The provided examples offer a comprehensive guide to data manipulation in R, showcasing practical techniques for creating, transforming, renaming, deleting, and recoding variables, as well as merging datasets both by columns and rows. If you have any questions or need further clarification, feel free to post a comment below.

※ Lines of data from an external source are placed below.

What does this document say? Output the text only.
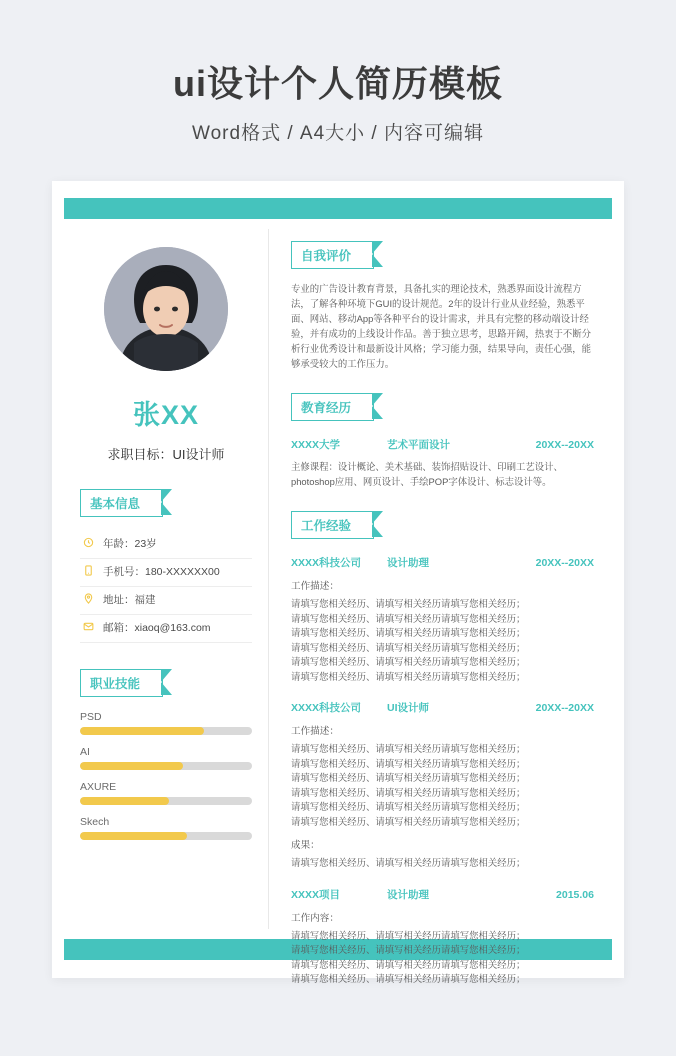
ui设计个人简历模板
Word格式 / A4大小 / 内容可编辑
张XX
求职目标：UI设计师
基本信息
年龄：23岁
手机号：180-XXXXXX00
地址：福建
邮箱：xiaoq@163.com
职业技能
PSD
AI
AXURE
Skech
自我评价
专业的广告设计教育背景，具备扎实的理论技术，熟悉界面设计流程方法，了解各种环境下GUI的设计规范。2年的设计行业从业经验，熟悉平面、网站、移动App等各种平台的设计需求，并具有完整的移动端设计经验，并有成功的上线设计作品。善于独立思考，思路开阔，热衷于不断分析行业优秀设计和最新设计风格；学习能力强，结果导向，责任心强，能够承受较大的工作压力。
教育经历
XXXX大学	艺术平面设计	20XX--20XX
主修课程：设计概论、美术基础、装饰招贴设计、印刷工艺设计、photoshop应用、网页设计、手绘POP字体设计、标志设计等。
工作经验
XXXX科技公司	设计助理	20XX--20XX
工作描述：
请填写您相关经历、请填写相关经历请填写您相关经历；
请填写您相关经历、请填写相关经历请填写您相关经历；
请填写您相关经历、请填写相关经历请填写您相关经历；
请填写您相关经历、请填写相关经历请填写您相关经历；
请填写您相关经历、请填写相关经历请填写您相关经历；
请填写您相关经历、请填写相关经历请填写您相关经历；
XXXX科技公司	UI设计师	20XX--20XX
工作描述：
请填写您相关经历、请填写相关经历请填写您相关经历；
请填写您相关经历、请填写相关经历请填写您相关经历；
请填写您相关经历、请填写相关经历请填写您相关经历；
请填写您相关经历、请填写相关经历请填写您相关经历；
请填写您相关经历、请填写相关经历请填写您相关经历；
请填写您相关经历、请填写相关经历请填写您相关经历；
成果：
请填写您相关经历、请填写相关经历请填写您相关经历；
XXXX项目	设计助理	2015.06
工作内容：
请填写您相关经历、请填写相关经历请填写您相关经历；
请填写您相关经历、请填写相关经历请填写您相关经历；
请填写您相关经历、请填写相关经历请填写您相关经历；
请填写您相关经历、请填写相关经历请填写您相关经历；
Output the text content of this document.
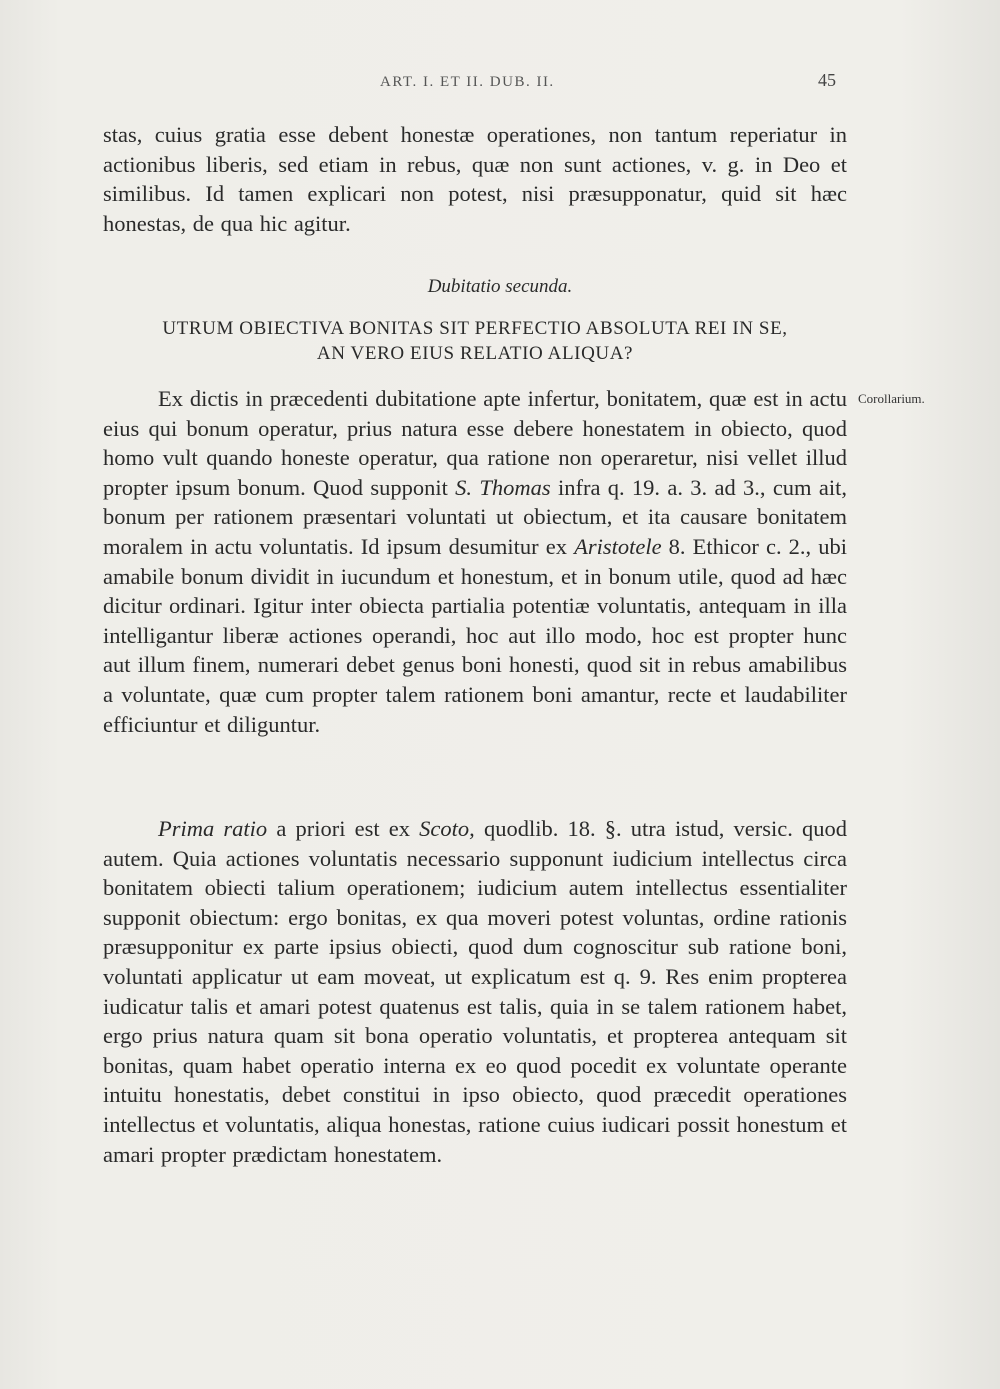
ART. I. ET II. DUB. II.	45

stas, cuius gratia esse debent honestæ operationes, non tantum reperiatur in actionibus liberis, sed etiam in rebus, quæ non sunt actiones, v. g. in Deo et similibus. Id tamen explicari non potest, nisi præsupponatur, quid sit hæc honestas, de qua hic agitur.

Dubitatio secunda.
UTRUM OBIECTIVA BONITAS SIT PERFECTIO ABSOLUTA REI IN SE,
AN VERO EIUS RELATIO ALIQUA?
Corollarium.

Ex dictis in præcedenti dubitatione apte infertur, bonitatem, quæ est in actu eius qui bonum operatur, prius natura esse debere honestatem in obiecto, quod homo vult quando honeste operatur, qua ratione non operaretur, nisi vellet illud propter ipsum bonum. Quod supponit S. Thomas infra q. 19. a. 3. ad 3., cum ait, bonum per rationem præsentari voluntati ut obiectum, et ita causare bonitatem moralem in actu voluntatis. Id ipsum desumitur ex Aristotele 8. Ethicor c. 2., ubi amabile bonum dividit in iucundum et honestum, et in bonum utile, quod ad hæc dicitur ordinari. Igitur inter obiecta partialia potentiæ voluntatis, antequam in illa intelligantur liberæ actiones operandi, hoc aut illo modo, hoc est propter hunc aut illum finem, numerari debet genus boni honesti, quod sit in rebus amabilibus a voluntate, quæ cum propter talem rationem boni amantur, recte et laudabiliter efficiuntur et diliguntur.

Prima ratio a priori est ex Scoto, quodlib. 18. §. utra istud, versic. quod autem. Quia actiones voluntatis necessario supponunt iudicium intellectus circa bonitatem obiecti talium operationem; iudicium autem intellectus essentialiter supponit obiectum: ergo bonitas, ex qua moveri potest voluntas, ordine rationis præsupponitur ex parte ipsius obiecti, quod dum cognoscitur sub ratione boni, voluntati applicatur ut eam moveat, ut explicatum est q. 9. Res enim propterea iudicatur talis et amari potest quatenus est talis, quia in se talem rationem habet, ergo prius natura quam sit bona operatio voluntatis, et propterea antequam sit bonitas, quam habet operatio interna ex eo quod pocedit ex voluntate operante intuitu honestatis, debet constitui in ipso obiecto, quod præcedit operationes intellectus et voluntatis, aliqua honestas, ratione cuius iudicari possit honestum et amari propter prædictam honestatem.
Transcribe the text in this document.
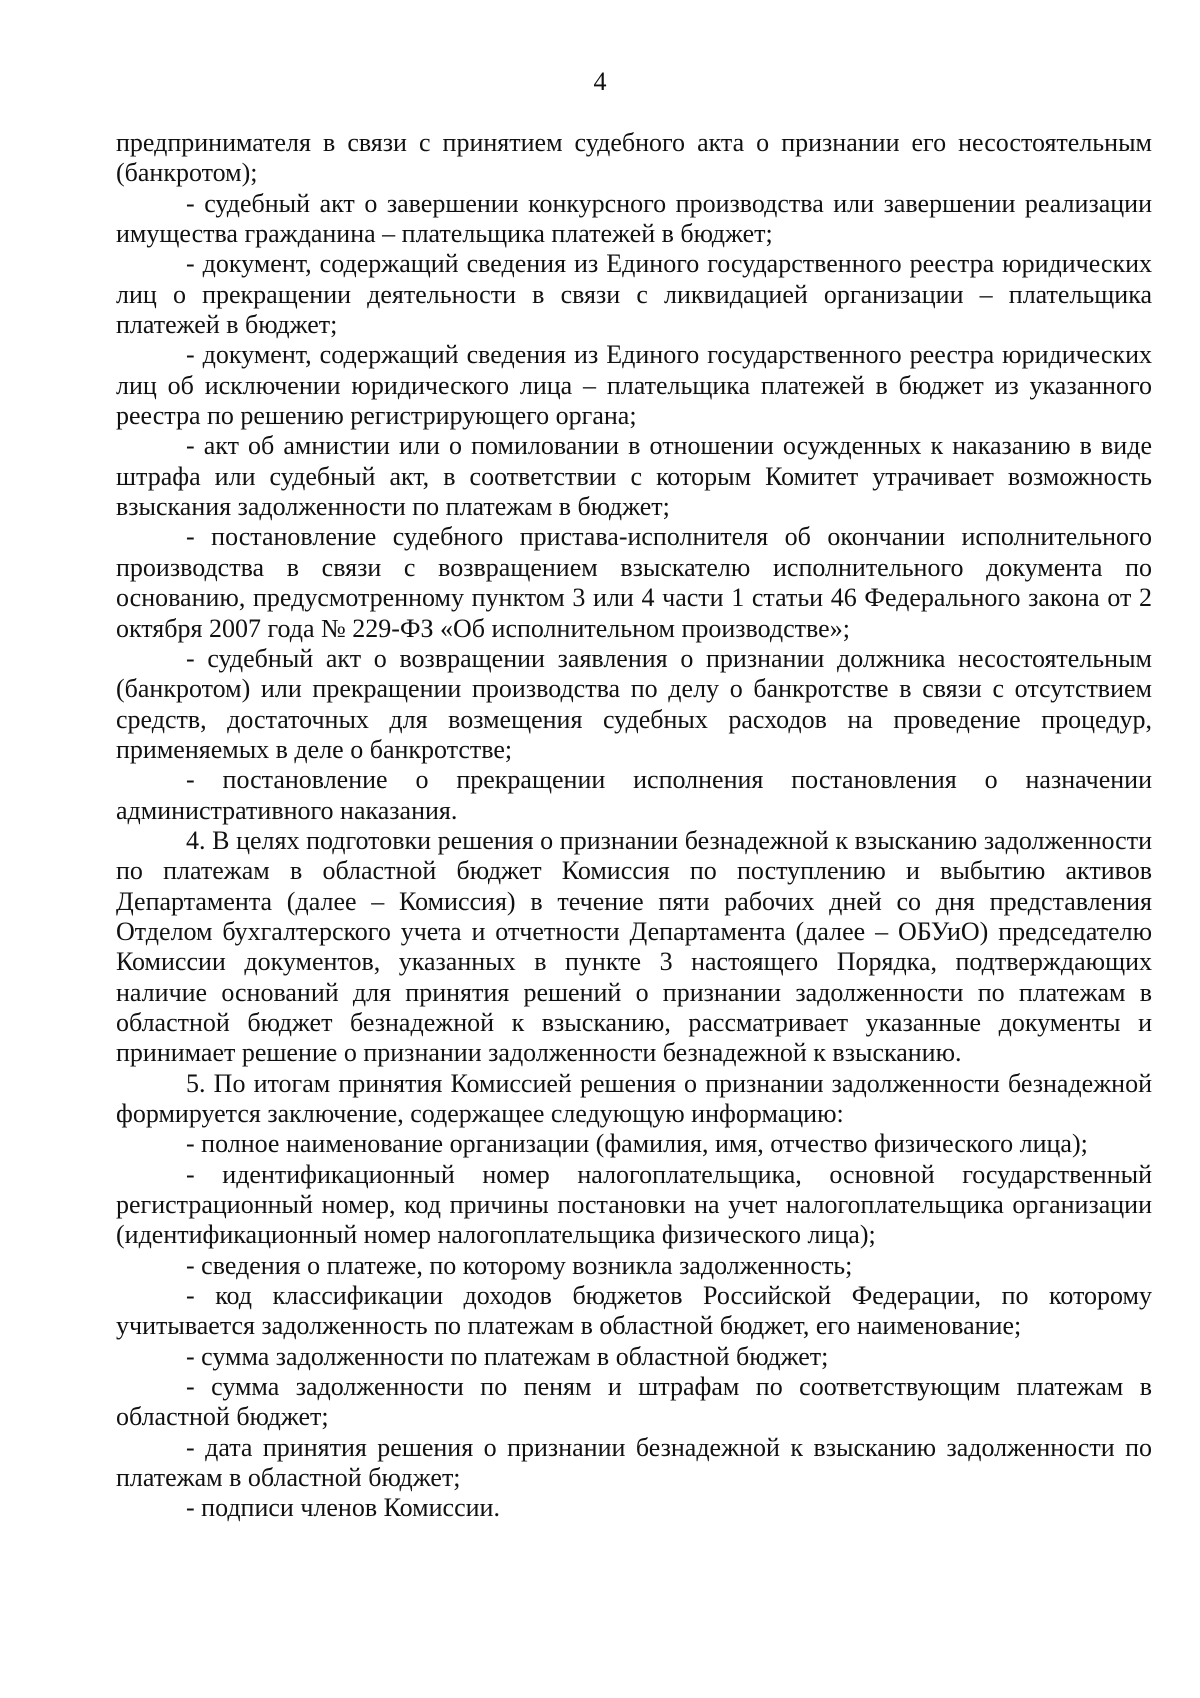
4

предпринимателя в связи с принятием судебного акта о признании его несостоятельным (банкротом);

- судебный акт о завершении конкурсного производства или завершении реализации имущества гражданина – плательщика платежей в бюджет;

- документ, содержащий сведения из Единого государственного реестра юридических лиц о прекращении деятельности в связи с ликвидацией организации – плательщика платежей в бюджет;

- документ, содержащий сведения из Единого государственного реестра юридических лиц об исключении юридического лица – плательщика платежей в бюджет из указанного реестра по решению регистрирующего органа;

- акт об амнистии или о помиловании в отношении осужденных к наказанию в виде штрафа или судебный акт, в соответствии с которым Комитет утрачивает возможность взыскания задолженности по платежам в бюджет;

- постановление судебного пристава-исполнителя об окончании исполнительного производства в связи с возвращением взыскателю исполнительного документа по основанию, предусмотренному пунктом 3 или 4 части 1 статьи 46 Федерального закона от 2 октября 2007 года № 229-ФЗ «Об исполнительном производстве»;

- судебный акт о возвращении заявления о признании должника несостоятельным (банкротом) или прекращении производства по делу о банкротстве в связи с отсутствием средств, достаточных для возмещения судебных расходов на проведение процедур, применяемых в деле о банкротстве;

- постановление о прекращении исполнения постановления о назначении административного наказания.

4. В целях подготовки решения о признании безнадежной к взысканию задолженности по платежам в областной бюджет Комиссия по поступлению и выбытию активов Департамента (далее – Комиссия) в течение пяти рабочих дней со дня представления Отделом бухгалтерского учета и отчетности Департамента (далее – ОБУиО) председателю Комиссии документов, указанных в пункте 3 настоящего Порядка, подтверждающих наличие оснований для принятия решений о признании задолженности по платежам в областной бюджет безнадежной к взысканию, рассматривает указанные документы и принимает решение о признании задолженности безнадежной к взысканию.

5. По итогам принятия Комиссией решения о признании задолженности безнадежной формируется заключение, содержащее следующую информацию:

- полное наименование организации (фамилия, имя, отчество физического лица);

- идентификационный номер налогоплательщика, основной государственный регистрационный номер, код причины постановки на учет налогоплательщика организации (идентификационный номер налогоплательщика физического лица);

- сведения о платеже, по которому возникла задолженность;

- код классификации доходов бюджетов Российской Федерации, по которому учитывается задолженность по платежам в областной бюджет, его наименование;

- сумма задолженности по платежам в областной бюджет;

- сумма задолженности по пеням и штрафам по соответствующим платежам в областной бюджет;

- дата принятия решения о признании безнадежной к взысканию задолженности по платежам в областной бюджет;

- подписи членов Комиссии.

How to Create, Rename, Recode and Merge Variables in R (2024)
Top Articles
Latest Posts
Article information

Author: Kareem Mueller DO

Last Updated:

Views: 6267

Rating: 4.6 / 5 (46 voted)

Reviews: 85% of readers found this page helpful

Author information

Name: Kareem Mueller DO

Birthday: 1997-01-04

Address: Apt. 156 12935 Runolfsdottir Mission, Greenfort, MN 74384-6749

Phone: +16704982844747

Job: Corporate Administration Planner

Hobby: Mountain biking, Jewelry making, Stone skipping, Lacemaking, Knife making, Scrapbooking, Letterboxing

Introduction: My name is Kareem Mueller DO, I am a vivacious, super, thoughtful, excited, handsome, beautiful, combative person who loves writing and wants to share my knowledge and understanding with you.